Date: Mon, 29 Jun 1998 22:26:43 -0500
From: Mike Salovesh
Subject: Re: monkey-wrench

Yongwei Gao wrote:
>
> Dear all,
>
> Have you ever seen the following two words:
> 1. monkey-wrench It s a mushrooming p.r. cloud that threatens to
> damage Microsoft both explicitly (if Justice decides to monkey-wrench
> Gates Windows 98 plans) and implicitly, by hampering his ability to
> influence future legislation on such crucial Infobahn issues as
> copyright protection and encryption. (97/11/24 Time p78) The word
> should mean "to destroy, to sabotage", but does it have any bearing to
> "monkey-wrencher' used in environmental contexts?

A monkey wrench is a tool with and adjustable head.
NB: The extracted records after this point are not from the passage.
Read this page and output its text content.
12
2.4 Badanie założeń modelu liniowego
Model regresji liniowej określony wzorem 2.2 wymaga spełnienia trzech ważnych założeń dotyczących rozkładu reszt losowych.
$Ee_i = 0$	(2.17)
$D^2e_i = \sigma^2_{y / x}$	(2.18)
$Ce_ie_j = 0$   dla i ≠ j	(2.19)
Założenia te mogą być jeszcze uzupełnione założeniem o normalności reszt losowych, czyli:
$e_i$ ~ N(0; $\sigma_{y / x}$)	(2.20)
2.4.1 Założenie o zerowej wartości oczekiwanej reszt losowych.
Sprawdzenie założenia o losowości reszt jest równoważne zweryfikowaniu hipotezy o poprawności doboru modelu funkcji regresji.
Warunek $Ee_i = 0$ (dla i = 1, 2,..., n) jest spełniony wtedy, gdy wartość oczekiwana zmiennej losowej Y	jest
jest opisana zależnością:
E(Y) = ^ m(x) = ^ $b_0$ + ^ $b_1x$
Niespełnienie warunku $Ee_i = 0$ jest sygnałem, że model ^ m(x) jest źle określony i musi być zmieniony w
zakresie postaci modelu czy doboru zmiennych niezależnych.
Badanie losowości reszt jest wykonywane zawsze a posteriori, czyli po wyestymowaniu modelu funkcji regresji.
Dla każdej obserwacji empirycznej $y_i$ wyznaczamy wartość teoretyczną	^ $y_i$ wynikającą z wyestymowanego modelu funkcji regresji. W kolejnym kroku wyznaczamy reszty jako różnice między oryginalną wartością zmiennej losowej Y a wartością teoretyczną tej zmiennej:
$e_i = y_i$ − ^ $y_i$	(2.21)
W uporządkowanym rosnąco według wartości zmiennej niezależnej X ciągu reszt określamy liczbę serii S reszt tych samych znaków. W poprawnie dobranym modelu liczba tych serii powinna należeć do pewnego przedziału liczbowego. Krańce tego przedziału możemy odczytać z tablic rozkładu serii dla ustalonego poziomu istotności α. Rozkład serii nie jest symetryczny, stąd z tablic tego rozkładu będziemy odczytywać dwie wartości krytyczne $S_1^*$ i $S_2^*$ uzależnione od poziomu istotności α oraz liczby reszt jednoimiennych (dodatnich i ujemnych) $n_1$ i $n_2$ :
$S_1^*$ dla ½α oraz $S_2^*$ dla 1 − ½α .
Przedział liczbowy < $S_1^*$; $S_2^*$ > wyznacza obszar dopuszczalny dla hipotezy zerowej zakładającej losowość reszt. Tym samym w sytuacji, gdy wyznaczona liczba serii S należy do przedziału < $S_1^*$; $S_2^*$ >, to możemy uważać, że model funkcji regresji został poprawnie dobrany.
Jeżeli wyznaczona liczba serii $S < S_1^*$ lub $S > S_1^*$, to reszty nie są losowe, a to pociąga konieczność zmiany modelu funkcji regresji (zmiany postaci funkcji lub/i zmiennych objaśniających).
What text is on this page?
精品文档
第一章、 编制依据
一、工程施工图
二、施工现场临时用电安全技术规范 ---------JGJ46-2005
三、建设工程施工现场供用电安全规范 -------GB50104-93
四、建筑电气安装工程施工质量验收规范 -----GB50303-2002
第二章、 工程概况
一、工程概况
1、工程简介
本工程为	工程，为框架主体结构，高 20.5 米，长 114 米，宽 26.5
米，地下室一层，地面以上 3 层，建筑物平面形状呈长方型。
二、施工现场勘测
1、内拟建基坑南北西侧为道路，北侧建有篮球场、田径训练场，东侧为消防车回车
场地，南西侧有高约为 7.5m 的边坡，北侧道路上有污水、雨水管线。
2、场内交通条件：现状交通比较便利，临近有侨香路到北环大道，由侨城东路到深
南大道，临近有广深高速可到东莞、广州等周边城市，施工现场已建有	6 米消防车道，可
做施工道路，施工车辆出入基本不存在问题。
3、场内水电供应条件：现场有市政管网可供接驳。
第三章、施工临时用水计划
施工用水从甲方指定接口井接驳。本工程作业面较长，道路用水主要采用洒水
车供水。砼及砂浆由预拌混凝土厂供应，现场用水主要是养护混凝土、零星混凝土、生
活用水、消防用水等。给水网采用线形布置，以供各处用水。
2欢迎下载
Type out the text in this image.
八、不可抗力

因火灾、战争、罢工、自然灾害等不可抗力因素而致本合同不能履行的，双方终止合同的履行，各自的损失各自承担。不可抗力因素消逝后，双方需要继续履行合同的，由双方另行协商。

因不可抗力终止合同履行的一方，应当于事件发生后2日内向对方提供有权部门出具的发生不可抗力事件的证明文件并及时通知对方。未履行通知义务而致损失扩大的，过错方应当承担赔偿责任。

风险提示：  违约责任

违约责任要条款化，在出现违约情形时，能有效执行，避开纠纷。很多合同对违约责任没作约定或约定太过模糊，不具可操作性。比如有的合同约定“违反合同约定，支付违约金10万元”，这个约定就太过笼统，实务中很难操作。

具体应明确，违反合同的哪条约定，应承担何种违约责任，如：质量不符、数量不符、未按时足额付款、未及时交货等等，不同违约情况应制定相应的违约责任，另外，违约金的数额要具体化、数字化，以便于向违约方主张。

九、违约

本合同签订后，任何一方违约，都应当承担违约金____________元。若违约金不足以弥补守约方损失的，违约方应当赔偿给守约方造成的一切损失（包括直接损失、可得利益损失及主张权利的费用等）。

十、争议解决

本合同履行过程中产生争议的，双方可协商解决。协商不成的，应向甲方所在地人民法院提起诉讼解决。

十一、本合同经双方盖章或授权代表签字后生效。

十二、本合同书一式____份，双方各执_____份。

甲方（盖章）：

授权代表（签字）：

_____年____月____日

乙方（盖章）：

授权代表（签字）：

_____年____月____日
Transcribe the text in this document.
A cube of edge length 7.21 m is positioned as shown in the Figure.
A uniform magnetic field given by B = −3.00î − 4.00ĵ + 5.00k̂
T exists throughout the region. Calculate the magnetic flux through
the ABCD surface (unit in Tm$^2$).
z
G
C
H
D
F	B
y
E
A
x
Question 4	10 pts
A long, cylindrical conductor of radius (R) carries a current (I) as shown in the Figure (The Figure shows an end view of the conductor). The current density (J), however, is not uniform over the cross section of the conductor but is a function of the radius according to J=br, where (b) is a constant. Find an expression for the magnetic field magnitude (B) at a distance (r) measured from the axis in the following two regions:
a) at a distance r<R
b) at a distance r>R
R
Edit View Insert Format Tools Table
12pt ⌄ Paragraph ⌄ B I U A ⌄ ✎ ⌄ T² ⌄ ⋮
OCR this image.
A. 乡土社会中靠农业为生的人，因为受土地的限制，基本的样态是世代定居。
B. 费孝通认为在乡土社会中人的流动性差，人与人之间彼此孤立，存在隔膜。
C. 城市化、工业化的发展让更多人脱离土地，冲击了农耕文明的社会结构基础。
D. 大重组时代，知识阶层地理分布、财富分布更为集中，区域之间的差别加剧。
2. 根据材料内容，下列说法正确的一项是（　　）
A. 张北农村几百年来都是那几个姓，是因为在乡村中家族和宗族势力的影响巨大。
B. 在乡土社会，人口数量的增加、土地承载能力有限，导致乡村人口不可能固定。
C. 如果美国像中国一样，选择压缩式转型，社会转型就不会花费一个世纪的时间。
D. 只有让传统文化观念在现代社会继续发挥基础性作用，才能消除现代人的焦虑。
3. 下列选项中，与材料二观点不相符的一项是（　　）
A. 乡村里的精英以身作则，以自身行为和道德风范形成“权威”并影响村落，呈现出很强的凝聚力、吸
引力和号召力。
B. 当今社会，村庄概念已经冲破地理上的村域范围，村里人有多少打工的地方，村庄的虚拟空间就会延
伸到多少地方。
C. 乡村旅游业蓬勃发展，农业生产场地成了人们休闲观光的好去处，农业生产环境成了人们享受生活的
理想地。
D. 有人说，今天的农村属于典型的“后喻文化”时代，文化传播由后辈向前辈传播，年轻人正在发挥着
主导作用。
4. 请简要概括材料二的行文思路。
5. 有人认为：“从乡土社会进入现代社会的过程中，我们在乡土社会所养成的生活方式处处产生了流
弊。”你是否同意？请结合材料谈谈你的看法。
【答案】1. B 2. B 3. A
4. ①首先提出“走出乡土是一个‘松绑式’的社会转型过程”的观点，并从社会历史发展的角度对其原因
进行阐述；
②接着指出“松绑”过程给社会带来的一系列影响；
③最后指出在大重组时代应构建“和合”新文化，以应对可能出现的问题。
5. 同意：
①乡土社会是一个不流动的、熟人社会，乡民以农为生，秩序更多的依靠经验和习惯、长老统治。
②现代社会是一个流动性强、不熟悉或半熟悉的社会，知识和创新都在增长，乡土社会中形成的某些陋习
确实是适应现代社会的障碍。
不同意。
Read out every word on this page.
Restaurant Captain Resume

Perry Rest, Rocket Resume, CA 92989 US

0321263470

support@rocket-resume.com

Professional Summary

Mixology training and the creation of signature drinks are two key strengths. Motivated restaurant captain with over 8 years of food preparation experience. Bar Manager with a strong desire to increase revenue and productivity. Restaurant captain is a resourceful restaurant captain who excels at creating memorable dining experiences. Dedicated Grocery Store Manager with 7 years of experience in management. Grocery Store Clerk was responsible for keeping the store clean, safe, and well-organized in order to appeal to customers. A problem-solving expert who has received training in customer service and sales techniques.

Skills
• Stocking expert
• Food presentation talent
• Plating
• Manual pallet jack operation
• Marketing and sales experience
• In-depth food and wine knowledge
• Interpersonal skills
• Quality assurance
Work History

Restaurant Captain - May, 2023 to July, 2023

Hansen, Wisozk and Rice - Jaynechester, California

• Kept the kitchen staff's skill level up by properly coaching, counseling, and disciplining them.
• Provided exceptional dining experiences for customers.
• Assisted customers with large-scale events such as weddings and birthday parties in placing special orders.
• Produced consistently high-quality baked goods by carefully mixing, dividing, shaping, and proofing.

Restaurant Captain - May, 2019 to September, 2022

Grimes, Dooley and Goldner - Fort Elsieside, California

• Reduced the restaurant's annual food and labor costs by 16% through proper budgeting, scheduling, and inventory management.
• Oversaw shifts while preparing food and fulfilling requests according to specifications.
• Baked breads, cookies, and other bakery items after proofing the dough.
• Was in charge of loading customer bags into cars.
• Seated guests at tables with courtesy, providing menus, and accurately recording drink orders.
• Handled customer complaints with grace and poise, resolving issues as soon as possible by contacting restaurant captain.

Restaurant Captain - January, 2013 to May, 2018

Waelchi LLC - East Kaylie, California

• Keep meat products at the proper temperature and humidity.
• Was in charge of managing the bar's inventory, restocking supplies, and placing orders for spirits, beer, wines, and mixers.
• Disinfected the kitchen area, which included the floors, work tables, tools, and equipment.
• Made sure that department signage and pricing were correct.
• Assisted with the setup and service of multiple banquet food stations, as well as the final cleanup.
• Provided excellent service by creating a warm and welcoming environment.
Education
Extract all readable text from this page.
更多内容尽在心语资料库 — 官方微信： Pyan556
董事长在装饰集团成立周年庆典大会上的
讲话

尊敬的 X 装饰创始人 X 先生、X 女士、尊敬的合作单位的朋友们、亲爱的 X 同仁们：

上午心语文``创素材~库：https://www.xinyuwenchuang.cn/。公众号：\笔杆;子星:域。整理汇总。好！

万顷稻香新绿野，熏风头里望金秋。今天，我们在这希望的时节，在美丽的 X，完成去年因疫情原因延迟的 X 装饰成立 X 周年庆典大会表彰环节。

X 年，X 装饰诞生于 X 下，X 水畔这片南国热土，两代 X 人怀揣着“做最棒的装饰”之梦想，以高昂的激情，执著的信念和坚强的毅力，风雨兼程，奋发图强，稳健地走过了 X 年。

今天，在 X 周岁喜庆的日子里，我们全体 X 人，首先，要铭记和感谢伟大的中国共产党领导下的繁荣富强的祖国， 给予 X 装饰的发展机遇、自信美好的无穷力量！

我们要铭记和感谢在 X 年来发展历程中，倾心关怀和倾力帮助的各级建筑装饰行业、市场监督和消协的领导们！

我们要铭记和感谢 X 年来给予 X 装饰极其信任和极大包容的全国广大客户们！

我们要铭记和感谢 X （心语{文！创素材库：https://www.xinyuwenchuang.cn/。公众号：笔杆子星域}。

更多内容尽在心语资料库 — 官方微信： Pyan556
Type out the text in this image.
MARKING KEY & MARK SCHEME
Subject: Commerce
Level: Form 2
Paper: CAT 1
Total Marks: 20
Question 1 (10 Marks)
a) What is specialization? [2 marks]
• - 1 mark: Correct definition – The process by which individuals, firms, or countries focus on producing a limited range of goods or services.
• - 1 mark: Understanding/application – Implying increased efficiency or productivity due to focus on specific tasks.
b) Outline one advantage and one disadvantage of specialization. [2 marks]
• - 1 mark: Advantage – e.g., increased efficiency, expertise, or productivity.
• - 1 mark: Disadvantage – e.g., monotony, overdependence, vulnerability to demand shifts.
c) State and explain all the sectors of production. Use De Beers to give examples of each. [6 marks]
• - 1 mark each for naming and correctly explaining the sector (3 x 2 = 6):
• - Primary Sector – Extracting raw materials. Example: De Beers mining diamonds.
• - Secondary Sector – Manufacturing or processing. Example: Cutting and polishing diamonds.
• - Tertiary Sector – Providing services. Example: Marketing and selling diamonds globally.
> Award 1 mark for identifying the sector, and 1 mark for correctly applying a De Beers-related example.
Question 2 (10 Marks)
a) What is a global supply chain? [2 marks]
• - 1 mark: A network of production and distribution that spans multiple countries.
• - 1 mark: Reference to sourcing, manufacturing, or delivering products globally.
A single monkey
wrench can be used to turn different sizes of nus and bolts without a
need for changing wrenches.

The secondary meaning of "monkey wrench" is, indeed, "sabotage". It is
a shortened form of the phrase "throw a monkey wrench in the machinery".

British English calls the tool a "spanner", and the parallel British
phrase is "throw a spanner in the works".

The British phrase thus makes sense out why Beatle John Lennon chose "A
Spaniard in the works" as a book title.

-- mike salovesh
anthropology department
northern illinois university PEACE !!!